5.Electronic Delivery and Acceptance
The Participant agrees that the Company may, in its sole discretion, decide to deliver by email or other electronic means any documents relating to the Plan or the RSUs. Further, the Participant agrees to receive such documents by electronic delivery and agrees to participate in the Plan through an on-line or electronic system established and maintained by the Company or by a third party designated by the Company.
6.Insider Trading/Market Abuse Laws
The Participant agrees to comply with the Company’s policy on insider trading (to the extent that it is applicable to the Participant). Depending on the Participant’s country or the designated broker's country or country where the Common Stock is listed, the Participant may be subject to insider trading restrictions and/or market abuse laws, which may affect the Participant’s ability to accept, acquire, sell, attempt to sell or otherwise dispose of Common Stock, rights to Common Stock (e.g., the RSUs) or rights linked to the value of Common Stock (e.g., phantom awards, futures) during such times as the Participant is considered to have “inside information” regarding the Company (as defined by the laws or regulations in the Participant’s country). Local insider trading laws and regulations may prohibit the cancellation or amendment of orders the Participant placed before possessing inside information. Furthermore, the Participant could be prohibited from (i) disclosing the inside information to any third party (other than on a “need to know” basis) and (ii) “tipping” third parties or causing them otherwise to buy or sell securities. Third parties include fellow employees.
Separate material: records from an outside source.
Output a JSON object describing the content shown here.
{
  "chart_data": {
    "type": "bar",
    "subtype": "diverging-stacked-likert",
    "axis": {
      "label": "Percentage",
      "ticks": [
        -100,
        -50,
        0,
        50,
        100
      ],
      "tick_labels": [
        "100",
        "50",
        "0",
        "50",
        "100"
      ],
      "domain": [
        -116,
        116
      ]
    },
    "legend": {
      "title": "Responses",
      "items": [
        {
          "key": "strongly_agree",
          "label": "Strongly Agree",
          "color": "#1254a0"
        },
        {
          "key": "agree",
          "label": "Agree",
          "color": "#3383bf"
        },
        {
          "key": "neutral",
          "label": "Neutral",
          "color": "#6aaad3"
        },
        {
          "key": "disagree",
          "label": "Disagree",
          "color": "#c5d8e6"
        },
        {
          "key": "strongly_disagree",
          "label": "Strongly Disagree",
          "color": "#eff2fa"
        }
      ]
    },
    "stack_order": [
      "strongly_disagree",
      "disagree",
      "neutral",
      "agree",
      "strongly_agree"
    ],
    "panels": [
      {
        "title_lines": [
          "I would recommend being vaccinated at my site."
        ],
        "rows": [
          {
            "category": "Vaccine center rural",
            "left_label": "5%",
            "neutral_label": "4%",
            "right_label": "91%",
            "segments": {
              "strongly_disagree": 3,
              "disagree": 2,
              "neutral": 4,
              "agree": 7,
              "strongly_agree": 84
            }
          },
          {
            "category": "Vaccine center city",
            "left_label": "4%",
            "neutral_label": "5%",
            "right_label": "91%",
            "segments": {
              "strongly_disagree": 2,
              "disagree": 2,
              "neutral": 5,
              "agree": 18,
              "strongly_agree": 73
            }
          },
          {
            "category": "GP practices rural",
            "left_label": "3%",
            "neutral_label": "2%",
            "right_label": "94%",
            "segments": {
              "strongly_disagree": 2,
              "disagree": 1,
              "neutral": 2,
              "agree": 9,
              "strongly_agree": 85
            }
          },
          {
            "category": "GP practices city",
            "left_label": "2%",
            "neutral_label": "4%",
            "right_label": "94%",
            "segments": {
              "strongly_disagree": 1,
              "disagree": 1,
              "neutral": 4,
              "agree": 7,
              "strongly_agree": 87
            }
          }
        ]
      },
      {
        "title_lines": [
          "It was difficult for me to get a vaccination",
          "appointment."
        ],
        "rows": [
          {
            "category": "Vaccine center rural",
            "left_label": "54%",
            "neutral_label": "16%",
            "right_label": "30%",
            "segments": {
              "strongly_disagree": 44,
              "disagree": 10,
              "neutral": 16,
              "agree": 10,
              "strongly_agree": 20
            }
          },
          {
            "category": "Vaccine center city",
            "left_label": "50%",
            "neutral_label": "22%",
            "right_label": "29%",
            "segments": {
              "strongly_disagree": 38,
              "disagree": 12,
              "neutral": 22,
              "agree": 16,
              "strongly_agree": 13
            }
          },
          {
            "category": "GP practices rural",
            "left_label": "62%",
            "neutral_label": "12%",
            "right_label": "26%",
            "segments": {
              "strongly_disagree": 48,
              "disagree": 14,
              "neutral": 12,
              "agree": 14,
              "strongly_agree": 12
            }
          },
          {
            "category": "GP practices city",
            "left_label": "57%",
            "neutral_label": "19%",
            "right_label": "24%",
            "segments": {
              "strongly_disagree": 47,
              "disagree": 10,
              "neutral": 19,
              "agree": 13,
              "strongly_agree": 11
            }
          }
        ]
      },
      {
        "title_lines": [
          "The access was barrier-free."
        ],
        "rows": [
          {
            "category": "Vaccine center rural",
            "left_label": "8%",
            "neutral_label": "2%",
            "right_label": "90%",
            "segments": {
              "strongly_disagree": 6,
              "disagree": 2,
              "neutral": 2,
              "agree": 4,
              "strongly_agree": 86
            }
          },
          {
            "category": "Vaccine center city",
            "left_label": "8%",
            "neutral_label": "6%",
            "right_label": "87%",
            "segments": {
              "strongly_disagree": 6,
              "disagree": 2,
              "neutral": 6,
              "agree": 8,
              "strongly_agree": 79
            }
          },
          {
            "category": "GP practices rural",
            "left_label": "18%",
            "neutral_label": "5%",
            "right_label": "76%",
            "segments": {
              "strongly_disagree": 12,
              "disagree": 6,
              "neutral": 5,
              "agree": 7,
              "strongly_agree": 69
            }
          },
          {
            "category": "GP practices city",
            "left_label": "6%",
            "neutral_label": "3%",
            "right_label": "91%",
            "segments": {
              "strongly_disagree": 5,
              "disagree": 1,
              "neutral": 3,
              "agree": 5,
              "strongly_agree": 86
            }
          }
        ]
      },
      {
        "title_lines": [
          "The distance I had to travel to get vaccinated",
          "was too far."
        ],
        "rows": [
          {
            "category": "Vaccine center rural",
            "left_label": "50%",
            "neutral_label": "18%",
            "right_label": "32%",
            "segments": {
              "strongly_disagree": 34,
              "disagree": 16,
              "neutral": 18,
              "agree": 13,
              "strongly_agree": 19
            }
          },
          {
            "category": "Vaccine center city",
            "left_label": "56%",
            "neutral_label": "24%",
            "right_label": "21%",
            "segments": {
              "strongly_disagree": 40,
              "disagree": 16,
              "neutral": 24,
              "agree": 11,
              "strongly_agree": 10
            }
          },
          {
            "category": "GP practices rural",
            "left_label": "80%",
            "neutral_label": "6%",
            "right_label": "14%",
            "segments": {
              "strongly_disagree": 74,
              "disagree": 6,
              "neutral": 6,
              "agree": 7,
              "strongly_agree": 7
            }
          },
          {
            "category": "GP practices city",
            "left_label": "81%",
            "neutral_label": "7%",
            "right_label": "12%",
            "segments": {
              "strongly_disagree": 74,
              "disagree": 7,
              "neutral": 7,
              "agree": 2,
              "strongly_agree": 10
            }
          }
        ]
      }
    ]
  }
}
Any restrictions under these laws or regulations are separate from and in addition to any restrictions that may be imposed under any applicable Company insider trading policy. The Participant is responsible for ensuring compliance with any applicable restrictions and should consult his or her personal legal advisor on this matter.
7.Exchange Control, Tax and/or Foreign Asset/Account Reporting
The Participant acknowledges that there may be exchange control, tax, foreign asset and/or account reporting requirements which may affect the Participant’s ability to acquire or hold shares of Common Stock acquired
under the Plan or cash received from participating in the Plan (including from any dividend equivalents paid with respect to the RSUs or dividends paid on shares of Common Stock acquired under the Plan) in a brokerage/bank account or legal entity outside the Participant’s country. The Participant may be required to report such accounts, assets, the balances therein, the value thereof and/or the transactions related thereto to the tax or other authorities in the Participant’s country. The Participant also may be required to repatriate sale proceeds or other funds received as a result of the Participant’s participation in the Plan to the Participant’s country through a designated bank or broker within a certain time after receipt. In addition, the Participant agrees to take any and all actions, and consent to any and all actions taken by the Company or the Employer as may be required to allow the Company or the Employer to comply with local laws, rules and regulations in the Participant's country of residence (and country of employment, if different). The Participant acknowledges that it is the Participant’s responsibility to be compliant with such regulations, and the Participant should consult his or her personal legal advisor for any details.
8.Language
The Participant acknowledges that he or she is sufficiently proficient in English, or has consulted with an advisor who is sufficiently proficient in English so as to allow the Participant to understand the terms and conditions of this Award Document. Furthermore, if the Award Document or any other document related to the Plan has been translated into a language other than English and the meaning of the translated version is different than the English version, the English version will control, unless otherwise required by applicable law.